The emphasis on hotels reflects an effort to fill what Kidd described as a significant gap in Big Sky’s hospitality offerings: the middle ground between The Wilson and the Montage Big Sky.

“If you think about hotel segmentation, there’s a giant gap between what The Wilson is and what the Montage is,” he said. “Our work in Town Center is largely to fill that gap and create more options.”

Additionally, more hotel keys opens the door to additional retail and dining options that would benefit both visitors and locals.

“There’s no way we can justify any new restaurants or any new retail without more tourists and without more visitors,” Kidd said.

On the residential side, a new neighborhood called Ousel Meadows, located just south of the Copper John and Uplands units, will bring roughly 40 units to market later this year, including 11 single-family homes, 10 duplexes, six triplexes and 17 homesites. Notably, it will mark the first time individuals have ever had the opportunity to purchase a standalone residential lot within Town Center, a milestone Kidd highlighted as a meaningful shift in how the area can grow.

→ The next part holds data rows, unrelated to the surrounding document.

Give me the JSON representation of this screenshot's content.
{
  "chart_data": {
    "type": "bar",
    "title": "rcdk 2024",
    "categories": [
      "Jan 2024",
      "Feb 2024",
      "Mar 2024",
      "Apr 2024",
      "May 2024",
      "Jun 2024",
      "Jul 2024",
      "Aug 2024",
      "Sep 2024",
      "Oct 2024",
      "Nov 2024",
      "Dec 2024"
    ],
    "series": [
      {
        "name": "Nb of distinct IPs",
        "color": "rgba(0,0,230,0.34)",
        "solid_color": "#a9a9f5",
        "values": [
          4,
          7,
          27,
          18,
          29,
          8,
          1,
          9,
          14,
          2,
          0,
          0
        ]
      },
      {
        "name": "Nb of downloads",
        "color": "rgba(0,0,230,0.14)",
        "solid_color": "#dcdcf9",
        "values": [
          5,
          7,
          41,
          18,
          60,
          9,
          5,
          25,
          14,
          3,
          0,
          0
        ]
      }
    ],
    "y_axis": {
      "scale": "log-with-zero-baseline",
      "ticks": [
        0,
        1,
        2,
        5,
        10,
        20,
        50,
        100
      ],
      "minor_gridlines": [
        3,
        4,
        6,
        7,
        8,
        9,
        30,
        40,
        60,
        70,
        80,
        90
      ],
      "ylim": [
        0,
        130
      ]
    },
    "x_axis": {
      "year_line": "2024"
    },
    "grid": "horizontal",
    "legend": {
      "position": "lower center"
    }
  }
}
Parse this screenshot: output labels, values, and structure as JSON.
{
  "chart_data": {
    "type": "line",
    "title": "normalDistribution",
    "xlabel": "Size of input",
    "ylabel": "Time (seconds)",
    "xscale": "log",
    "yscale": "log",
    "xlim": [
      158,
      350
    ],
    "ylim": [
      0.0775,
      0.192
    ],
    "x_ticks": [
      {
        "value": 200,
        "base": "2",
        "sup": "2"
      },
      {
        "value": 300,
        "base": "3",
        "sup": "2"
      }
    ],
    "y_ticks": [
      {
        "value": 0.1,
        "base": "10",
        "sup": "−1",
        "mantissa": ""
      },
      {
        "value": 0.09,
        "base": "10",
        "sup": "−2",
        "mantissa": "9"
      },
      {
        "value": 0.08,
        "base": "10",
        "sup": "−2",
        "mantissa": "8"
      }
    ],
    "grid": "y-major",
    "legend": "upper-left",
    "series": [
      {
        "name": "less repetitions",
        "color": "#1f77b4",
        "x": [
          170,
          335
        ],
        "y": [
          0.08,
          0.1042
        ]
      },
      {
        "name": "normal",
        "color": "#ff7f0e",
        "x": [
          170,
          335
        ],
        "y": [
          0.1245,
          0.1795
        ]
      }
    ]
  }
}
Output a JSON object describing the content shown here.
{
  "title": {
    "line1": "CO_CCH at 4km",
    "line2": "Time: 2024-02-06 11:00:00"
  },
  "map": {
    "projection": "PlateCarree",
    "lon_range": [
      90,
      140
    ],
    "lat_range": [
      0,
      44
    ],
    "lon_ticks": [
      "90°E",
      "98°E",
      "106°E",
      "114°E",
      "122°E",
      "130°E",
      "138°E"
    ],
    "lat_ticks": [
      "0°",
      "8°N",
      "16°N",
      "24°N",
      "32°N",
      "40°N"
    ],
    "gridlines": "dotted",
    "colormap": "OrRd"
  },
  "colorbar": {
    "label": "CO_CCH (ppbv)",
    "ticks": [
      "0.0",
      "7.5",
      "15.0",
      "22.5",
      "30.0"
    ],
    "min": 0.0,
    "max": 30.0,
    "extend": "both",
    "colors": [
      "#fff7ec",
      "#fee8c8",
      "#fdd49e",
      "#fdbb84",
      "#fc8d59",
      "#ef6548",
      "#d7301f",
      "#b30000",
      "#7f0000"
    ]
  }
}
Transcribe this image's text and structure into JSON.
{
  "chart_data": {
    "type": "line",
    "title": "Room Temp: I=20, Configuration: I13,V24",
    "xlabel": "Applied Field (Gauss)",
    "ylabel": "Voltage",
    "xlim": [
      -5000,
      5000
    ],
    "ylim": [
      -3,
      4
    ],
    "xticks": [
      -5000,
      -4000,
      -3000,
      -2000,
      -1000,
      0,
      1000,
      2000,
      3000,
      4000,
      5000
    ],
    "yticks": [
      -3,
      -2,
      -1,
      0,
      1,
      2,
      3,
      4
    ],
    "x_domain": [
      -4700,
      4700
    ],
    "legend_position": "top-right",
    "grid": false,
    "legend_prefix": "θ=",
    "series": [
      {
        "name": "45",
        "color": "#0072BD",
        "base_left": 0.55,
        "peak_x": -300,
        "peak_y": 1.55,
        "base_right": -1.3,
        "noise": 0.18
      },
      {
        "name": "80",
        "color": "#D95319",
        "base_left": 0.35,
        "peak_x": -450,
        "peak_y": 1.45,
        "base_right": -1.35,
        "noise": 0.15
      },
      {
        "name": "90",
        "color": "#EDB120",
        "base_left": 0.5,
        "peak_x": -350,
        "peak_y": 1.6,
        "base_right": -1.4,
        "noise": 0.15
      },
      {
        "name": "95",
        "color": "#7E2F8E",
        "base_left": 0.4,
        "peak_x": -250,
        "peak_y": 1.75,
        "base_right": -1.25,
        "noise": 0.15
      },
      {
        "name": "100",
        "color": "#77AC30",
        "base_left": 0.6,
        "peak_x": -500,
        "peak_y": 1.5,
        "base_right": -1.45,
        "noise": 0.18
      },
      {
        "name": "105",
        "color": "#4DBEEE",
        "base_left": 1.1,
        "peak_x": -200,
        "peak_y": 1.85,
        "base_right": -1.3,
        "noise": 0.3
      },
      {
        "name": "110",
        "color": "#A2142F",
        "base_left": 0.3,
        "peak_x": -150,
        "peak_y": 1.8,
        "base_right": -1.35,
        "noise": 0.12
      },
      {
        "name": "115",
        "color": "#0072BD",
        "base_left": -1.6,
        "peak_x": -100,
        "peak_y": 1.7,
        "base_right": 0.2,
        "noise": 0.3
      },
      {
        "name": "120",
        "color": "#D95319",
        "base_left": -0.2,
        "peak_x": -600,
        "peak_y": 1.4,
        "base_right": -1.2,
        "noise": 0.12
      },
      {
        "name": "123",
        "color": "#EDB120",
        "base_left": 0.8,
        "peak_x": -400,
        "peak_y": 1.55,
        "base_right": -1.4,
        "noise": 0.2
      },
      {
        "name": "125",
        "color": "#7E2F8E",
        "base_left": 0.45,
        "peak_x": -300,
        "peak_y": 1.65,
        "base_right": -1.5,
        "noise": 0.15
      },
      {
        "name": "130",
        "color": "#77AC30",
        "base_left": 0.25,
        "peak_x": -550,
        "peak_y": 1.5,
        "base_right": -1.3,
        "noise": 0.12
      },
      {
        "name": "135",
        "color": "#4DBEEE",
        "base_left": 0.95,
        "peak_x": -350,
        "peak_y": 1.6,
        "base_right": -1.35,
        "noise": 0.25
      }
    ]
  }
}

Beyond the announced projects, Kidd pointed to the undeveloped land between The Wilson Hotel and Hotel Free West as a critical parcel in Big Sky. Closing that gap in the plaza, he said, is central to LMLC’s vision of Town Center fulfilling its role as a community gathering place for both locals and visitors.

“It is where tourists and residents come together,” he said.

“We want to have these conversations as a community,” said Kidd in response to an audience question about Town Center development. “Nothing is off the table … everything is on the table, and we don’t have 10 years to figure it out either. We do need to figure it out like, pretty soon.”

Rooted in community

The open house meeting closed with archival footage of Taylor Middleton, former Big Sky Resort president and COO and a longtime Big Sky community leader whose vision helped shape the resort town for the decades he called it home. His words drew a clear line from the past to the present challenges Kidd outlined.

“Qualitatively, we’re not building just a ski resort, we’re not just a series of developments, but we’re also participating in developing community,” Middleton said in the posthumous video clip. “The thing that makes me most proud is we are in the process of building a community. It’s a community of great skiing, great recreation and a community that’s got legs for the future.”

As he wrapped up, Kidd echoed that sentiment, acknowledging the tension between what Big Sky is and what it is still working to become and what he calls two interdependent goals: “to be both a world-class resort destination and a thriving year-round community,” Kidd said.

“I think Taylor said it best,” Kidd concluded ahead of a Q&A session. “The future’s bright.”

Victoria Smith contributed to the reporting of this story.